Anleger von Oxford Lane Capital blicken in diesen Tagen verstärkt auf den Kalender für die monatlichen Ausschüttungen. Am 16. September steht der Ex-Tag für die anstehende Dividende an, die bereits zuvor vom Board of Directors bestätigt wurde. Damit setzt das Unternehmen seinen Kurs einer regelmäßigen Gewinnbeteiligung für die Aktionäre fort.

Beständigkeit in der Ausschüttungspolitik

Die Festlegung der monatlichen Dividenden für das laufende Quartal erfolgte bereits Ende Juli. Für den Monat September wurde eine Ausschüttung von 0,20 US-Dollar je Stammaktie festgesetzt. Neben den Stammaktien bedient das Unternehmen zudem regelmäßig die Dividendenansprüche seiner verschiedenen Klassen von Vorzugsaktien. Diese Ausschüttungspolitik wird durch die Ertragslage aus dem operativen Geschäft getragen.

Unternehmensangaben zufolge erwirtschaftete Oxford Lane Capital in einem früheren Geschäftsquartal ein Core Net Investment Income von 1,03 US-Dollar pro Aktie.

Insgesamt belief sich dieser bereinigte Wert auf über 100 Millionen US-Dollar, während das nach Rechnungslegungsstandard GAAP ausgewiesene Nettoergebnis bei 54,5 Millionen US-Dollar lag. Diese Zahlen verdeutlichen die Kapazität des Portfolios, die laufenden Verpflichtungen gegenüber den Anteilseignern zu erfüllen.

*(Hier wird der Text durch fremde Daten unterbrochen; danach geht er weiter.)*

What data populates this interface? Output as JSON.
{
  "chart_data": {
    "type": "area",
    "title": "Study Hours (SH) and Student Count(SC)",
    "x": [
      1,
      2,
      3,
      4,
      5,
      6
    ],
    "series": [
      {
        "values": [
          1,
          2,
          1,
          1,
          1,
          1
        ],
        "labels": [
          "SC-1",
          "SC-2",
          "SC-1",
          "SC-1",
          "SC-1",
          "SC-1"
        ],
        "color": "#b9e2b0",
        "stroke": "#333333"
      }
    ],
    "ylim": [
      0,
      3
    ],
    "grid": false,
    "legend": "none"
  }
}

Substanzwert und Kursrelation

Ein zentraler Aspekt für die Bewertung der Aktie bleibt das Verhältnis zwischen dem Börsenkurs und dem Nettoinventarwert (NAV). Vor gut drei Wochen veröffentlichte das Management eine aktualisierte Schätzung für diesen inneren Wert. Demnach wurde der NAV pro Aktie in einer Spanne zwischen 10,51 und 10,81 US-Dollar taxiert.

Dieser Wert zeigt eine stabile Tendenz gegenüber dem Stand vom März, als der NAV mit 10,56 US-Dollar gemeldet wurde. Im Vergleich zum geschätzten Substanzwert wird die Aktie derzeit mit einem Abschlag gehandelt; am Freitag schloss das Papier bei einem Kurs von 9,66 USD. Diese Differenz zwischen Börsenwert und Inventarwert ist ein häufig beachteter Indikator für Investoren im Bereich der Closed-End-Funds.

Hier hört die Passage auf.